Currently each client consumes 1mbps. Even by having 10gbps we wouldn't stand 10k users on a single server. We should try to reduce the size of our updates (our diff algorithm is still a bit naive, so we can definitely do some improvements over there).

Reduce bots messages: ETS Tables

We recently fixed a bug that prevented us from supporting more than 100 games (110 players + 1100 bots) before the gameplay started to degrade. The issue was caused by the GameUpdater process sending 231,648 bytes to each bot process every 30 milliseconds. We discovered that 217,336 of those bytes were redundant—bots didn’t need that data more than once. This inefficiency pushed us closer to real hardware bottlenecks, particularly in CPU and bandwidth usage.

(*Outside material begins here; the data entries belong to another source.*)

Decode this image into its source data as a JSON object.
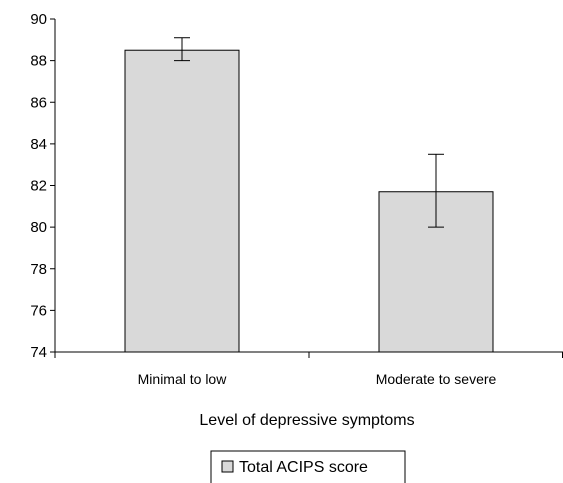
{
  "chart_data": {
    "type": "bar",
    "categories": [
      "Minimal to low",
      "Moderate to severe"
    ],
    "series": [
      {
        "name": "Total ACIPS score",
        "values": [
          88.5,
          81.7
        ],
        "error_low": [
          88.0,
          80.0
        ],
        "error_high": [
          89.1,
          83.5
        ]
      }
    ],
    "xlabel": "Level of depressive symptoms",
    "ylabel": "",
    "ylim": [
      74,
      90
    ],
    "yticks": [
      74,
      76,
      78,
      80,
      82,
      84,
      86,
      88,
      90
    ],
    "grid": false,
    "legend_position": "bottom-center",
    "bar_color": "#d9d9d9",
    "bar_edge_color": "#000000"
  }
}
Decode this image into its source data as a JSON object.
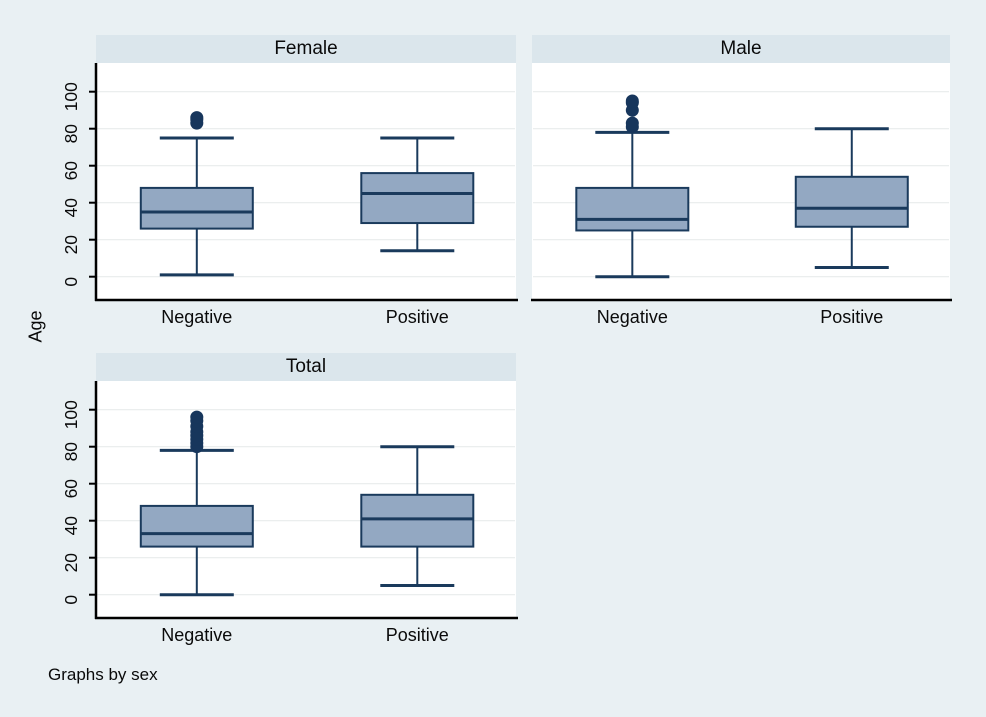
{
  "figure": {
    "ylabel": "Age",
    "caption": "Graphs by sex",
    "colors": {
      "background": "#e9f0f3",
      "panel_header": "#dbe6ec",
      "plot_background": "#ffffff",
      "grid": "#e8ecec",
      "axis": "#000000",
      "box_fill": "#93a8c2",
      "box_border": "#1a3a5c",
      "whisker": "#1a3a5c",
      "median": "#1a3a5c",
      "outlier": "#17365c"
    }
  },
  "chart_data": [
    {
      "type": "box",
      "panel": "Female",
      "categories": [
        "Negative",
        "Positive"
      ],
      "ylabel": "Age",
      "ylim": [
        0,
        100
      ],
      "yticks": [
        0,
        20,
        40,
        60,
        80,
        100
      ],
      "series": [
        {
          "category": "Negative",
          "whisker_low": 1,
          "q1": 26,
          "median": 35,
          "q3": 48,
          "whisker_high": 75,
          "outliers": [
            83,
            85,
            86
          ]
        },
        {
          "category": "Positive",
          "whisker_low": 14,
          "q1": 29,
          "median": 45,
          "q3": 56,
          "whisker_high": 75,
          "outliers": []
        }
      ]
    },
    {
      "type": "box",
      "panel": "Male",
      "categories": [
        "Negative",
        "Positive"
      ],
      "ylabel": "Age",
      "ylim": [
        0,
        100
      ],
      "yticks": [
        0,
        20,
        40,
        60,
        80,
        100
      ],
      "series": [
        {
          "category": "Negative",
          "whisker_low": 0,
          "q1": 25,
          "median": 31,
          "q3": 48,
          "whisker_high": 78,
          "outliers": [
            81,
            83,
            90,
            94,
            95
          ]
        },
        {
          "category": "Positive",
          "whisker_low": 5,
          "q1": 27,
          "median": 37,
          "q3": 54,
          "whisker_high": 80,
          "outliers": []
        }
      ]
    },
    {
      "type": "box",
      "panel": "Total",
      "categories": [
        "Negative",
        "Positive"
      ],
      "ylabel": "Age",
      "ylim": [
        0,
        100
      ],
      "yticks": [
        0,
        20,
        40,
        60,
        80,
        100
      ],
      "series": [
        {
          "category": "Negative",
          "whisker_low": 0,
          "q1": 26,
          "median": 33,
          "q3": 48,
          "whisker_high": 78,
          "outliers": [
            80,
            82,
            84,
            86,
            88,
            91,
            94,
            96
          ]
        },
        {
          "category": "Positive",
          "whisker_low": 5,
          "q1": 26,
          "median": 41,
          "q3": 54,
          "whisker_high": 80,
          "outliers": []
        }
      ]
    }
  ]
}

While looking for alternatives, we changed how the GameUpdater broadcasts information to bots. Instead of sending the game state via PubSub (as we do for normal clients/players), we now create an ETS table per match. The game state diffs are inserted into this table, and bots fetch the data whenever the updater instructs them to do so (via PubSub).

We ran a load test with 1 player and 11 bots per match and observed no performance differences compared to main.

  • Here's the used code: #1203

Next, we plan to test this further by completely removing PubSub for bots, allowing them to fetch new states on demand. We'll also experiment with having them fetch state less frequently than the tick rate (e.g., intervals > 30ms). These tests will help us gain deeper insight into how we can continue improving backend bot performance.